= Frost Plan =

City plan of Quezon City, Philippines

Frost Plan (also known as the Frost-Arellano Plan) was the popular name for the Plan of Quezon City, co-authored by Juan M. Arellano and Harry Frost, together with Alpheus Williams and Louis Croft. The plan was approved in 1941, two years after the creation of Quezon City. The Plan was revised in 1949.

==Background==

On October 12, 1939, Commonwealth Act. No. 502 was enacted, which created Quezon City. The following barrios or sitios: Balingasa, Balintawak, Galas, Kaingin, Kangkong, La Loma, Malamig, Masambong, Matalahib, San Isidro, San Jose, Santol, and Tatalon from Caloocan; Cubao, the western half of Diliman, Kamuning, New Manila, Roxas, and San Francisco del Monte from San Juan; Balara, Barangka, the eastern half of Diliman, Jesus de la Peña and Krus na Ligas from Marikina; Libis, Santolan and Ugong Norte from Pasig, Greenhills and the nearby areas surrounding Wack Wack Golf and Country Club from Mandaluyong, and some barrios from Montalban and San Mateo were to be given to the new capital city. Instead of opposing them, the seven towns willingly gave land to Quezon City in the belief that it would benefit the country's new capital.
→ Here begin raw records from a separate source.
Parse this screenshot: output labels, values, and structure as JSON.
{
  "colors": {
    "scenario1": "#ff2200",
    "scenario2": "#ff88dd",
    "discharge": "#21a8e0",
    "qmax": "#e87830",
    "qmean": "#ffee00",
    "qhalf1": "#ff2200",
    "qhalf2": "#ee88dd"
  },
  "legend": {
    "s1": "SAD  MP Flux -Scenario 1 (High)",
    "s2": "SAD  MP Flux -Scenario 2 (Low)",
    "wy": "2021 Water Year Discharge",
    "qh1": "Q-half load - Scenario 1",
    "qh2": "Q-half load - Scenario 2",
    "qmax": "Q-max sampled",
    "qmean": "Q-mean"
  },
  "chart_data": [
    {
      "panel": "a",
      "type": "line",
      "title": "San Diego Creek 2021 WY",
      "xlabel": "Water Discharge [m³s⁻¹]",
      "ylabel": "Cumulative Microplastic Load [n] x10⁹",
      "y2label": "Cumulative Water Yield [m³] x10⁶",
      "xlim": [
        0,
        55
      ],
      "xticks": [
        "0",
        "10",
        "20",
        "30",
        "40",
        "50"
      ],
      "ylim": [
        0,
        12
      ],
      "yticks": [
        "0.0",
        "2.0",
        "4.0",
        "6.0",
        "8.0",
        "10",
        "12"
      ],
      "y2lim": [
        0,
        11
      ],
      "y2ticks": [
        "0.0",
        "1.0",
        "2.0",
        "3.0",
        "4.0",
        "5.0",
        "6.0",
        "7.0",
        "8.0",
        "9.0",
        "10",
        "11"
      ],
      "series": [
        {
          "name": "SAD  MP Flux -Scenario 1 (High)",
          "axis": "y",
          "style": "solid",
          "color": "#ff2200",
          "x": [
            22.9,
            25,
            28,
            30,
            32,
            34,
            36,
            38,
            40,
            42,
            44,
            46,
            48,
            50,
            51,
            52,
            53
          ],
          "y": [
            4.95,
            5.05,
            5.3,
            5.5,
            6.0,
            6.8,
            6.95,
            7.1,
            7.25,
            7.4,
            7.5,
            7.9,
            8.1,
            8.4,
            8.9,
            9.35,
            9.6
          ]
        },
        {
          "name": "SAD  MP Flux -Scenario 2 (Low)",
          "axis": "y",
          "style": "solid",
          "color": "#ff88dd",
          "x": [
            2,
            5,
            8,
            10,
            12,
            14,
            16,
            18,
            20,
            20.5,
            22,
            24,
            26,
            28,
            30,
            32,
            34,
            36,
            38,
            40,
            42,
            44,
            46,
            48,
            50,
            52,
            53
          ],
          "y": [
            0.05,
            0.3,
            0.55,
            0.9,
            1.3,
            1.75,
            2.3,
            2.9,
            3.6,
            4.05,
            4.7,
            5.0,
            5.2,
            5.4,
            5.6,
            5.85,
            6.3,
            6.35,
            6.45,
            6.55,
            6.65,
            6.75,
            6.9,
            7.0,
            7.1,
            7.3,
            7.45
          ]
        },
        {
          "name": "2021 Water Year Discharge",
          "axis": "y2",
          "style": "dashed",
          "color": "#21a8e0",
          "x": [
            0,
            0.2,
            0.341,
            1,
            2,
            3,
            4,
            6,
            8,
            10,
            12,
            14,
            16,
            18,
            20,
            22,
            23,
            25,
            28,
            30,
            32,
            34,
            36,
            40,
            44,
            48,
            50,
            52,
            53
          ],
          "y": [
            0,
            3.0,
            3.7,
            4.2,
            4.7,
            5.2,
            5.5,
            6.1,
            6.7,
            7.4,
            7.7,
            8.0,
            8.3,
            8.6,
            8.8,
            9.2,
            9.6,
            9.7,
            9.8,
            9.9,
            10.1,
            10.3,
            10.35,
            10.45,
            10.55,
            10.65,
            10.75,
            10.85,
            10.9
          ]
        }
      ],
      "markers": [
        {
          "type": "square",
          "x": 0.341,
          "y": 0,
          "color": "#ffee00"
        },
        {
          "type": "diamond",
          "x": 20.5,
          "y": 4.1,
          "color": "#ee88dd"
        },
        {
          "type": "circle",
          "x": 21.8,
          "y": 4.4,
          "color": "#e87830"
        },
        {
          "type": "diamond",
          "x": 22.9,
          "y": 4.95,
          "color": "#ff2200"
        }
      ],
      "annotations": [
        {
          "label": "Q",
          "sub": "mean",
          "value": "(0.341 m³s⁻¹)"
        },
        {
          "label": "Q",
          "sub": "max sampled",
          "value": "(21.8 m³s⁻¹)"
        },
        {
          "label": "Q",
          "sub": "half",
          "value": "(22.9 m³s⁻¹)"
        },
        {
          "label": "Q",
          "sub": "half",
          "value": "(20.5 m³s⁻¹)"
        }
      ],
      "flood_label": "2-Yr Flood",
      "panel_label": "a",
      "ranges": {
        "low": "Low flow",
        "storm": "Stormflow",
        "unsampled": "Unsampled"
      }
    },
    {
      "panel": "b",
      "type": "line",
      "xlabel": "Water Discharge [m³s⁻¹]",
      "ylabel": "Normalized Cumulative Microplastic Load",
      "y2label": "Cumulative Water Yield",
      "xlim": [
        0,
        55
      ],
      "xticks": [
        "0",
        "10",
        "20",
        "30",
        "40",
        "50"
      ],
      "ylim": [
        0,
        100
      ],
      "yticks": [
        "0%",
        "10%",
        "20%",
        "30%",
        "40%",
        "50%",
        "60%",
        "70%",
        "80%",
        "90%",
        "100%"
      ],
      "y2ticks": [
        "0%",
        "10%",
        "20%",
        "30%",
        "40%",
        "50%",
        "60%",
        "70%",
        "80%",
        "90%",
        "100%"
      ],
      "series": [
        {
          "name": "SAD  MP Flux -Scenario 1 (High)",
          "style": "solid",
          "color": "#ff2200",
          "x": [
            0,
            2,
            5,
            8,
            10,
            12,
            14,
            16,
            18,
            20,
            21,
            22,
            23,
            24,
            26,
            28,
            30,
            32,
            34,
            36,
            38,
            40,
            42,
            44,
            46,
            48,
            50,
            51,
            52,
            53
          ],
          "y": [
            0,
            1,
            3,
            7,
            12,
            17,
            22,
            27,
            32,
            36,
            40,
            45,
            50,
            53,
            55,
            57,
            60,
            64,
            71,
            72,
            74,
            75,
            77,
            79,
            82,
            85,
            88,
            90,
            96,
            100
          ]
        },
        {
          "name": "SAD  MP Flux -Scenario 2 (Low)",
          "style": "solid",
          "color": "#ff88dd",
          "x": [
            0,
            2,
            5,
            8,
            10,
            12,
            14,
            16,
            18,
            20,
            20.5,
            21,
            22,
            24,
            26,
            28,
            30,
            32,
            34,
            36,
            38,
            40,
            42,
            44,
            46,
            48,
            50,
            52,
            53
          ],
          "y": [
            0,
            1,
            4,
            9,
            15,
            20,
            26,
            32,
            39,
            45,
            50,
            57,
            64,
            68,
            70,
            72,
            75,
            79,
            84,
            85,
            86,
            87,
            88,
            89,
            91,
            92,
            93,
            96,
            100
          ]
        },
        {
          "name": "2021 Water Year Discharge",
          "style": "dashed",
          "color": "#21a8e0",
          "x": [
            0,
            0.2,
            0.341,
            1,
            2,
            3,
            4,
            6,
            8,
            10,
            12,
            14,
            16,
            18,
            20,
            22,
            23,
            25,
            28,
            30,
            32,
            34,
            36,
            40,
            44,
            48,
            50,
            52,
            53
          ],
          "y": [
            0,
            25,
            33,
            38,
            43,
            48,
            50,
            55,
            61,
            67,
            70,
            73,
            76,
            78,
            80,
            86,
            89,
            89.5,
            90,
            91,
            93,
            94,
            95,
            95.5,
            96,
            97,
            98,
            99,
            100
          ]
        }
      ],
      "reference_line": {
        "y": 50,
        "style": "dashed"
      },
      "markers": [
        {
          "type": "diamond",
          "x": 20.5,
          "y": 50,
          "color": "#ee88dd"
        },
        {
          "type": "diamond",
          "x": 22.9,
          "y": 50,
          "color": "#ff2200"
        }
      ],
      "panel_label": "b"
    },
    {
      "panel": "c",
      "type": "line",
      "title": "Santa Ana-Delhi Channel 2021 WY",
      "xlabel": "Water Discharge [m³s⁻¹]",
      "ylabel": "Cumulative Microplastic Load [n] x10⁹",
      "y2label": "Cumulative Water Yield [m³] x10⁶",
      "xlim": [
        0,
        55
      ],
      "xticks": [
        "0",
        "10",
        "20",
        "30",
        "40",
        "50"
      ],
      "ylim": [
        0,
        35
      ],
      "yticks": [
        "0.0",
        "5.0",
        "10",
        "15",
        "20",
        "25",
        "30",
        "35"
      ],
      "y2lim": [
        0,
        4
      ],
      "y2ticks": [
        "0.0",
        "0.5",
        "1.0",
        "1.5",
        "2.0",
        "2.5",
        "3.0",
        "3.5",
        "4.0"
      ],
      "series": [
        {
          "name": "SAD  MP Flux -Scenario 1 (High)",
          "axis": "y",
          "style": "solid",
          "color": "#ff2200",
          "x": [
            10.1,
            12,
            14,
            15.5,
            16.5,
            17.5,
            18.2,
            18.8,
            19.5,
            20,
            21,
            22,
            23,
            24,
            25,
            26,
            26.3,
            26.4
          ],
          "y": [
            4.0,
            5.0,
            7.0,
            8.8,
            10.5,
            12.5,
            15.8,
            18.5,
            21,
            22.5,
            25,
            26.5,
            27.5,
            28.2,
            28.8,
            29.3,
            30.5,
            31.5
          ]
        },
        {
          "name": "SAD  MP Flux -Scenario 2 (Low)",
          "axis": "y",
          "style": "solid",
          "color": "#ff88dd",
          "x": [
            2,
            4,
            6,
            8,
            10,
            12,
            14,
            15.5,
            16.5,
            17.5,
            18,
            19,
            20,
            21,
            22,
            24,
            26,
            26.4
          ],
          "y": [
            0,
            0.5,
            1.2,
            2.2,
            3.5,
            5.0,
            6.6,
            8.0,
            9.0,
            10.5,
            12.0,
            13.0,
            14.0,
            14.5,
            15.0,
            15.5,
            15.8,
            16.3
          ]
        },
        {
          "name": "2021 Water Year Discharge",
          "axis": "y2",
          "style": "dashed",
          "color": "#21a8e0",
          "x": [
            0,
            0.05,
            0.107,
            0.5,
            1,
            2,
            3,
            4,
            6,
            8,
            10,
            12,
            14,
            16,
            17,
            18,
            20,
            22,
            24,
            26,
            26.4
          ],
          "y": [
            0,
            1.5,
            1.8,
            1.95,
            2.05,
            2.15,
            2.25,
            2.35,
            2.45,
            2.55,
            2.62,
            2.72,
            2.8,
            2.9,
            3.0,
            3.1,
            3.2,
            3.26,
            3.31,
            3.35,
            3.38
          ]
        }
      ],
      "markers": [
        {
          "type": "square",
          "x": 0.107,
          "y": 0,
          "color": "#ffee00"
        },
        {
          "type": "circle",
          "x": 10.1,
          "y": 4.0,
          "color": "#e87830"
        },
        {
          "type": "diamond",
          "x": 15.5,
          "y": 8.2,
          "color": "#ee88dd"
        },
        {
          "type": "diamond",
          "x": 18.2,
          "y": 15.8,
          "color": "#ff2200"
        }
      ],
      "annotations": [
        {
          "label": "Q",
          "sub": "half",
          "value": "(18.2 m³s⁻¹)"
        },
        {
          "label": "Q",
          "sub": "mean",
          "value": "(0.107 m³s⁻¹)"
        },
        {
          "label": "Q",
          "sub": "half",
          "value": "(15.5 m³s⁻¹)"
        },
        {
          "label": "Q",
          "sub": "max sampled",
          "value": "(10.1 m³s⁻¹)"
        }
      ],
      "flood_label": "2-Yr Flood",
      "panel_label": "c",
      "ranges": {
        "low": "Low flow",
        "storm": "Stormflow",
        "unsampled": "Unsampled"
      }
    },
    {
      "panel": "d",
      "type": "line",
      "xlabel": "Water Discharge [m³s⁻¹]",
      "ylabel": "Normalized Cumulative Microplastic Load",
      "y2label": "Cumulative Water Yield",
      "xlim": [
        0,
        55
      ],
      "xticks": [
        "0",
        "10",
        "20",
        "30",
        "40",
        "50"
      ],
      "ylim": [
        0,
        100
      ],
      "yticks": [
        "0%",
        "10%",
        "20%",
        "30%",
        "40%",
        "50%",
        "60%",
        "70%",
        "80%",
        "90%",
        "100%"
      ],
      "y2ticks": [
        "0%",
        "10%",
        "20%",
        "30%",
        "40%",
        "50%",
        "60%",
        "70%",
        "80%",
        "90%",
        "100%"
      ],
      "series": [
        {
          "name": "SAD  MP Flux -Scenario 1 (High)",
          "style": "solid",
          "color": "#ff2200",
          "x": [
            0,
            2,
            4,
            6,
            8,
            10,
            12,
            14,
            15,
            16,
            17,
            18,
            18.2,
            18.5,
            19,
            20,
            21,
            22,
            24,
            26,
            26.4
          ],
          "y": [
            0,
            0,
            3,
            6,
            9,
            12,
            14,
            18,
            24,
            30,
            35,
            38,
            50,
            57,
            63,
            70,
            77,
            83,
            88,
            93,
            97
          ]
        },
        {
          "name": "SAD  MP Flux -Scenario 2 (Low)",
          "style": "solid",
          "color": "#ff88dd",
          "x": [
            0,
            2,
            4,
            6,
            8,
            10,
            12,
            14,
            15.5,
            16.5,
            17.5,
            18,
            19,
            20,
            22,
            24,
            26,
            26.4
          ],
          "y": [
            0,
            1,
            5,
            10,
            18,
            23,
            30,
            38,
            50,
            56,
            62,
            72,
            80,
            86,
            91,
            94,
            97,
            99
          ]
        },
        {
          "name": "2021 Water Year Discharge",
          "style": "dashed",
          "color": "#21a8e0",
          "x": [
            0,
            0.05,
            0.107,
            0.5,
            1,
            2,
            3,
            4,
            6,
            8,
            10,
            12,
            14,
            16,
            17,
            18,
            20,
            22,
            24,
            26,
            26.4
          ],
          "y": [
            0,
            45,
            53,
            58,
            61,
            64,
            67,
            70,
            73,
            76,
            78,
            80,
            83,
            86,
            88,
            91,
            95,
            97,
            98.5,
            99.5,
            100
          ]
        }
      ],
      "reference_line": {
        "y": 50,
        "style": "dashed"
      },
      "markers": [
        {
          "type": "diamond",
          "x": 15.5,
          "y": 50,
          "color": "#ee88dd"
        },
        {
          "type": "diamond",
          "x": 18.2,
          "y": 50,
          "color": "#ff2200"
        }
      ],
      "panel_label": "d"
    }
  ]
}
On July 14, 1948, Republic Act No. 333 was enacted which established the Capital City Planning Commission, headed by Architect Juan M. Arellano, to craft the master plan for the proposed capital city.

==Aspects of the plan==

===National Government Center===

Batasang Pambansa Complex was built on what was known as Constitution Hill

In the 1941 plan, the National Government Center was supposed to be located around the Quezon Memorial Circle. The Capitol Building housing the legislature was supposed to be built in the middle of the Circle, with the Executive Mansion or the Presidential Palace to its left (now the present site of the Veterans Memorial Medical Center) and the Supreme Court to its right (now the present site of East Avenue Medical Center). The site of Constitution Hill was originally reserved for the Philippine Military Academy.

The centerpiece of the 1949 Plan is the Constitution Hill, in which is now known as Batasan Hills. It would have contained the Executive, Legislative, and Judicial Branches of the Philippine Government.